Terwijl we deze vakantie genieten van de stralende zon, elke dag uitslapen en veel te veel lekkere hapjes eten, valt ’t ons op dat veel mensen om ons heen lijden: een echtscheiding, ziekte en een onverwacht sterfgeval. Hoe groot kan een paradox zijn? Terwijl we deze vakantie genieten van de stralende zon, elke dag uitslapen en veel te veel lekkere hapjes eten, valt ’t ons op dat veel mensen om ons heen lijden: een echtscheiding, ziekte en een onverwacht sterfgeval. Hoe groot kan een paradox zijn?
Met zoveel beproevingen om ons heen stel ik me de vraag: waar is God en zijn leiding in al die levens? Om een antwoord op die knagende vraag te vinden heb ik een paar boeken over ‘het lijden’ meegenomen naar het zwembad. Terwijl de kinderen van de glijbaan roetsjen (“Mamááá, kijk!!!”) en de zon vol op m’n rug schijnt, zoek ik naar antwoorden op mijn vragen.

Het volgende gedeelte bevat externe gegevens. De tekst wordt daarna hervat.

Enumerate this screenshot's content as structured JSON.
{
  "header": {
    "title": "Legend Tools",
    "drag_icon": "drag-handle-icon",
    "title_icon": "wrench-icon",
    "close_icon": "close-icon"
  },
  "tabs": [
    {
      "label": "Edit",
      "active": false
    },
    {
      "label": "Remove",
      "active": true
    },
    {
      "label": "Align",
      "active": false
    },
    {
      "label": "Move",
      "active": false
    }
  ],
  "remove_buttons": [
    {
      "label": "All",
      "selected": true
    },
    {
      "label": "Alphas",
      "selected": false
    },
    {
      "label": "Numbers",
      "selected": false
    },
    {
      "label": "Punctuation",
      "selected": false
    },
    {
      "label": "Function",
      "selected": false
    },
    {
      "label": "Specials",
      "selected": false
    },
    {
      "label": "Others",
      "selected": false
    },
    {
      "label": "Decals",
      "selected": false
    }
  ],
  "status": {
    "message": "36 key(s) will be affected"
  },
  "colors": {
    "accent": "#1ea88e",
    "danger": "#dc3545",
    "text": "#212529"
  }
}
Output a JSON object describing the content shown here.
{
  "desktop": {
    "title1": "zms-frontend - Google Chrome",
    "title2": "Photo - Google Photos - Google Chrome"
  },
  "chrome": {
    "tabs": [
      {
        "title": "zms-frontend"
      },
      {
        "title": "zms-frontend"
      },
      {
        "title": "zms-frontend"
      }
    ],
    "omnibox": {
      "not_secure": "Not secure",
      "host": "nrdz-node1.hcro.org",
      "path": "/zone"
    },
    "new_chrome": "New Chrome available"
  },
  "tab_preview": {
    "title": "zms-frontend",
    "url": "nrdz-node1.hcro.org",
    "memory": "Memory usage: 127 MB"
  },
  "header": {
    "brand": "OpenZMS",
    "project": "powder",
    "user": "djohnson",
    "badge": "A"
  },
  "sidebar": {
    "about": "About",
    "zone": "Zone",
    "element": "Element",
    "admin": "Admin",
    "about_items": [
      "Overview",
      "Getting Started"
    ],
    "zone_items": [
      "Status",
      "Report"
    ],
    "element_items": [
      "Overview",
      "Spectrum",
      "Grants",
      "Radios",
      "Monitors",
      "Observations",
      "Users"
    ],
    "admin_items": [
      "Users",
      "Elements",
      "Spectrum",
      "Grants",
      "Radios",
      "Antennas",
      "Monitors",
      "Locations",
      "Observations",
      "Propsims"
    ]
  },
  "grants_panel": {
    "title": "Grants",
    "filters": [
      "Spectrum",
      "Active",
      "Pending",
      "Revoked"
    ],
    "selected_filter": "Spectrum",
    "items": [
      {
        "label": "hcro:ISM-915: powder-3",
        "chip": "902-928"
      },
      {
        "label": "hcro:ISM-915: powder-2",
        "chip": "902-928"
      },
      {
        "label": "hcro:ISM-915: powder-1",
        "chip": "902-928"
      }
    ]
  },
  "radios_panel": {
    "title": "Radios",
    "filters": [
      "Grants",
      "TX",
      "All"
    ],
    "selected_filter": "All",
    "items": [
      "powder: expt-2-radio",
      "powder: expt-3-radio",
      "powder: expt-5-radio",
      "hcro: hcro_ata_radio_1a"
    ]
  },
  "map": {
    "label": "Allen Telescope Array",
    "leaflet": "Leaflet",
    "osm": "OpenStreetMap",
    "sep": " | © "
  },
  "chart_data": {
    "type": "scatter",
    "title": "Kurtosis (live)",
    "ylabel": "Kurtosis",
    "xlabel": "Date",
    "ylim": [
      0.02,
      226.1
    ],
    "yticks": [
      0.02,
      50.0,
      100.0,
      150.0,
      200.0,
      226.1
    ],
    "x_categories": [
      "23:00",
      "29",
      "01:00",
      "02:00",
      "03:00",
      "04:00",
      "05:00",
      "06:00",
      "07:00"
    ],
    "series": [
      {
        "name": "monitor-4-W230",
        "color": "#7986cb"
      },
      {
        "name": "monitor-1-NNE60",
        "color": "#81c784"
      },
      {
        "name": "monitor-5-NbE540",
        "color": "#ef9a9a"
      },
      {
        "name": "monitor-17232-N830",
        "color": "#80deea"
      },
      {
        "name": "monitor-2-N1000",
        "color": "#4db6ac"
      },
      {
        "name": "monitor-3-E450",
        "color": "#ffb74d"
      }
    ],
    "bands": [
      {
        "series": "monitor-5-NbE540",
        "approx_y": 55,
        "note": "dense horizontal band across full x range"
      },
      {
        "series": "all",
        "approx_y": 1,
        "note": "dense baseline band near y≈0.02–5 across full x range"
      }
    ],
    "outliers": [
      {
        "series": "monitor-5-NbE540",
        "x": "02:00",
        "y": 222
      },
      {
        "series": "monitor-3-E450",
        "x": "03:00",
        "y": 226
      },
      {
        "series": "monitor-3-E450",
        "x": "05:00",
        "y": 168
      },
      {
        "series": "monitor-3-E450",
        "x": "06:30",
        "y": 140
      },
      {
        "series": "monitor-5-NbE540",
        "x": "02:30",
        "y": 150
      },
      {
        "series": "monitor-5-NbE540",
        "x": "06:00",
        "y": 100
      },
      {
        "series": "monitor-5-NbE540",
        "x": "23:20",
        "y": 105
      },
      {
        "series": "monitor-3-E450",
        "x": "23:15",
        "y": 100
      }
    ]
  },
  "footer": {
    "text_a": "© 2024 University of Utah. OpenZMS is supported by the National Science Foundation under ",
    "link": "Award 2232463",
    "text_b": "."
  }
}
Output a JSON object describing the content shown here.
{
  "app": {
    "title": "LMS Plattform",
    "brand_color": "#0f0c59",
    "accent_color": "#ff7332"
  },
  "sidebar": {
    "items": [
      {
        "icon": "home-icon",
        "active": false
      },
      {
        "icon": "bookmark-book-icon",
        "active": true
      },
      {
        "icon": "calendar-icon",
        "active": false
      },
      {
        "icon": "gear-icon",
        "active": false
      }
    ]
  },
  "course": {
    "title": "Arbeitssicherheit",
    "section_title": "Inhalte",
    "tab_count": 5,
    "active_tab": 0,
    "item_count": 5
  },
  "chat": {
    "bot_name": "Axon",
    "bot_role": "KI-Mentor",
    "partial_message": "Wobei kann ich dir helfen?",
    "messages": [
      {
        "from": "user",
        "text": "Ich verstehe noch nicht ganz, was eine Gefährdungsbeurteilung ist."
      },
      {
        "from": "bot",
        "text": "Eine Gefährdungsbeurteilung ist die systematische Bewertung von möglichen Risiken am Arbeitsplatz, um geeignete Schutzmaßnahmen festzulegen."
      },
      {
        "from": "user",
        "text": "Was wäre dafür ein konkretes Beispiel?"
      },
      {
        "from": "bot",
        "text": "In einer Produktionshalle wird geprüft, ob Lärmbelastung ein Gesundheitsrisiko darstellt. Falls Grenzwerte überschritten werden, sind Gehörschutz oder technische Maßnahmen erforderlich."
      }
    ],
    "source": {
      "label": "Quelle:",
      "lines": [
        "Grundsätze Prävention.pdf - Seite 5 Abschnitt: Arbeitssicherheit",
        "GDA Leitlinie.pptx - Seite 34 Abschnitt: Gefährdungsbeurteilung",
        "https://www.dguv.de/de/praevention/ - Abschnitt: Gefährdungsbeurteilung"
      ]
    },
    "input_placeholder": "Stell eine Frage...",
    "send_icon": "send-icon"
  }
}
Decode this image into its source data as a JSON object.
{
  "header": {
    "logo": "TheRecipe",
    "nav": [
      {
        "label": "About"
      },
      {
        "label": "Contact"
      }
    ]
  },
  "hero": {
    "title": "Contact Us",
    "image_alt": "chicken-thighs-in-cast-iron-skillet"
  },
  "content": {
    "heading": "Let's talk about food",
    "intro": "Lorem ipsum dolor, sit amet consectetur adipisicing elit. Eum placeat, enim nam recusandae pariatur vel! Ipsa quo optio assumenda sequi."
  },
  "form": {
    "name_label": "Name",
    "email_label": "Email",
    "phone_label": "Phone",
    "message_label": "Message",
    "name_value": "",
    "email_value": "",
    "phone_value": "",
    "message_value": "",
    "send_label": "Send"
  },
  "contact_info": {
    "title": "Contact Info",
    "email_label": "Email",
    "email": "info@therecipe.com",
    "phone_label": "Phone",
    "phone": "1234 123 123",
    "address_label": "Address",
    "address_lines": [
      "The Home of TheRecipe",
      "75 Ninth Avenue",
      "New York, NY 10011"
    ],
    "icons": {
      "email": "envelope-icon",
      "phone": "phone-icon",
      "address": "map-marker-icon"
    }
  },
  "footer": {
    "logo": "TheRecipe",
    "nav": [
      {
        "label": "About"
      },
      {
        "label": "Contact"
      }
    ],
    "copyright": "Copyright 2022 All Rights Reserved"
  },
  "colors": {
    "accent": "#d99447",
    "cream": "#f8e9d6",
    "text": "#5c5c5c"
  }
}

In een Frans boek, op vakantie gekocht bij de monniken en zusters van de ‘Fraternité de Jérusalem’ in Vézelay, betoogt de schrijfster – die haar zoon heeft verloren – dat het lijden nooit Gods wil is. Zelfs niet als het ons in zeker opzicht meer gevoelig maakt voor het geloof en onze relatie met Christus. Net zo min als wij als ouders een van onze kinderen kunnen uitkiezen om een vreselijke ziekte te krijgen, kan God ons lijden ‘geven’. Dat is voor mij een eyeopener, want ergens dacht ik toch dat je een beproeving krijgt ‘omdat je ’m nodig hebt’. Blijft staan dat God het kruis soms níet weghaalt of voorkomt. Het waarom daarvan heb ik niet paraat, ondanks m’n boekjes. Wel was ik bijzonder ontroerd door het getuigenis van Edith Schouten in ‘Als een mus valt’.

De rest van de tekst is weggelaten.